(08/08/2022, 07:56 PM)bo198214 Wrote: One can verify that also by direct calculation.
Assume we have these fixed points \(z_0\) and \(z_\infty\) where the Kœnigs/Schröder function f is 0 and \(\infty\) (has a pole) respectively.
Let \(\ell_c(z)=cz\) and \(\nu(z)=1/z\), then we take the derivative:
\begin{align}
(f^{-1}\circ \ell_c \circ f)' &= \frac{1}{f'\circ f^{-1}\circ \ell_c\circ f}\cdot (\ell_c'\circ f)\cdot f'\\
(f^{-1}\circ \ell_c \circ f)'(z_0) &= \frac{1}{f'(z_0)} c f'(z_0) = c
\end{align}
However for \(z_\infty\) we can not use this derivation because \(f'(z_0)=\infty\)? We need to find a safer way. But we found already the trick to take the inverse of \(f\) which is analytic at \(z_\infty\). So let \(f=\nu\circ g\) then
\[f^{-1}\circ \ell_c \circ f = g^{-1} \circ \nu \circ \ell_c \circ \nu\circ g = g^{-1}\circ \ell_{1/c} \circ g\]
and as above:
\[(f^{-1}\circ \ell_c \circ f )'(z_\infty) = (g^{-1}\circ \ell_{1/c} \circ g)'(z_\infty) = \frac{1}{c} \]

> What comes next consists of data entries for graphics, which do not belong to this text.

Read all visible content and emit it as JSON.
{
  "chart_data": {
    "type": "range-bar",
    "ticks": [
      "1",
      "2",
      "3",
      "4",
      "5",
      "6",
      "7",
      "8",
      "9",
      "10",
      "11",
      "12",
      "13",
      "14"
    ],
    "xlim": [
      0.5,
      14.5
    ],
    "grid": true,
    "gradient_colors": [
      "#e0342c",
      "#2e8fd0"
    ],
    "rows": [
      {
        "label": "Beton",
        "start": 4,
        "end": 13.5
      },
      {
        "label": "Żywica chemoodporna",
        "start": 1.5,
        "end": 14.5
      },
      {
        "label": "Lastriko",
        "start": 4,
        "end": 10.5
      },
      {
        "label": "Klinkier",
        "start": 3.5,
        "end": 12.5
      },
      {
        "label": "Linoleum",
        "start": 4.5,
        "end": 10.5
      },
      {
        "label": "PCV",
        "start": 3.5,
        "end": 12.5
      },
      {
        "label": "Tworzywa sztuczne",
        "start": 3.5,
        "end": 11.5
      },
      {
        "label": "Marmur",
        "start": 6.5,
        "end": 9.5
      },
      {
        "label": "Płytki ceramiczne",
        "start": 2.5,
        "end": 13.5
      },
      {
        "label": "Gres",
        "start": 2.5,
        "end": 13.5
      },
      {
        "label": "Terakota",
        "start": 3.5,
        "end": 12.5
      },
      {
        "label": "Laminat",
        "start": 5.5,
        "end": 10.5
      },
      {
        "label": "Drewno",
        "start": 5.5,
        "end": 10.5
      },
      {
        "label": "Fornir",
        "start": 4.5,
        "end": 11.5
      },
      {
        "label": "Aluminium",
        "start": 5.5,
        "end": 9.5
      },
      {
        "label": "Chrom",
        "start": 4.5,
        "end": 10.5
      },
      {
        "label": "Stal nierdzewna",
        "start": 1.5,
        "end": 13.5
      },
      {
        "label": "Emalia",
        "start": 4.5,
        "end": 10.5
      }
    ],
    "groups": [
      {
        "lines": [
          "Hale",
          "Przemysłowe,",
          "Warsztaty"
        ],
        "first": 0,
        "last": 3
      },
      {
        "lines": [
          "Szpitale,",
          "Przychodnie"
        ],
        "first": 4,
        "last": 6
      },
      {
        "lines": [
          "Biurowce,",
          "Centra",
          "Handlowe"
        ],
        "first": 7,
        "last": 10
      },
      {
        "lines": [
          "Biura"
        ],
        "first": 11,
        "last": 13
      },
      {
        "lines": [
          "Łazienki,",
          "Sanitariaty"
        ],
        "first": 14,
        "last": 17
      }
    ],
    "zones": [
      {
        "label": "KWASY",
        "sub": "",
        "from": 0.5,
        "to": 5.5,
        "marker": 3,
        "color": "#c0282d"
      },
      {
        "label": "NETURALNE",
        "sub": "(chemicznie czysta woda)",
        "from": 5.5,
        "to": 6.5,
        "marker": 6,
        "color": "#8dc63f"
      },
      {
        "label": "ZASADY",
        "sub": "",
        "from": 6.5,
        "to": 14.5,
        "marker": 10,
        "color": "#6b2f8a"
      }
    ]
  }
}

This is amazing in the sense that as long as the Kœnigs/Schröder function has an analytic 0 and a pole then the corresponding t-iterations have \(c^t\) and \(c^{-t}\) as fixed point derivations. So one could assume that this is the normal situation. However we consider it rather the exception, why?
Because the regular Kœnigs/Schröder function at one fixed point is often not analytic/a pole at the other fixed point.
Though we could have \(\lim_{z\to z_\infty} f^{-1}(c^t f(z)) = z_\infty \) for all t, the limit \(\lim_{z\to z_\infty} (f^{-1}\circ \ell_{c^t} \circ f)'(z) \) would be some other number for discrete t for those functions.
Quite mysterious I would say.
On the other hand if the fixed point derivations are not reciprocal, like with \(\exp_{\sqrt{2}}'(2) = \log(2)\) and \(\exp_{\sqrt{2}}'(4) = 2\log(2) \) then we can surely say that the regular iteration at one fixed point can not be the regular iteration at the other for all t (or just a continuous interval) because as Tommy pointed out: the superfunctions have different periods then.
This was largely my question. Can we find a Euclidean mapping (entire function) such that \(f(p_0) = p_0\) and \(f(p_1) = p_1\), such that \(f'(p_0) = 1/f'(p_1)\). And that additionally the orbits about a domain \(H\) of \(f\) tend to \(p_0\), and the orbits about a domain \(H\) of \(f^{-1}\) tend to \(p_1\).
I think this is possible, the trouble is, the fractional iterate will not be local about both fixed points. We can't fix a domain \(H\) which contains both fixed points. Even if \(H\) isn't simply connected, there should be a way to find a subdomain that is, that contains both fixed points--contradiction. This again would be my \(B(z)\) argument.
You're invariably getting \(p_1\) (\(p_0\)) to be on the boundary of the basin about \(p_0\) (\(p_1\)). The only way you have holomorphy at both is... if it's the Riemann sphere. Especially because we are making the coordinate change from \( f(z) \mapsto \lambda z\). And \(\lambda z\) technically has \(\infty\) (or \(0\)) at the boundary of the basin. But no holomorphic function on its basin is all of \(\mathbb{C}\), UNLESS it is \(\lambda z\).
This is deeply fascinating. We are definitely tapping the deep core of iteration right now, lmao.
EDIT: I've been devouring the Karlin Mcgregor paper, and I don't think we even need the extraneous paper you asked me to find. Karlin and Mcgregor prove a much more general result hidden as a result about real analysis. It specifically uses the term regular, and this should imply a domain about \([0,1]\) in the complex plane, but it includes \([0,1]\). I'll try to make a better write up of what I mean. But this is a much much better explanation of what I was trying to explain. MUCH MUCH better, lol.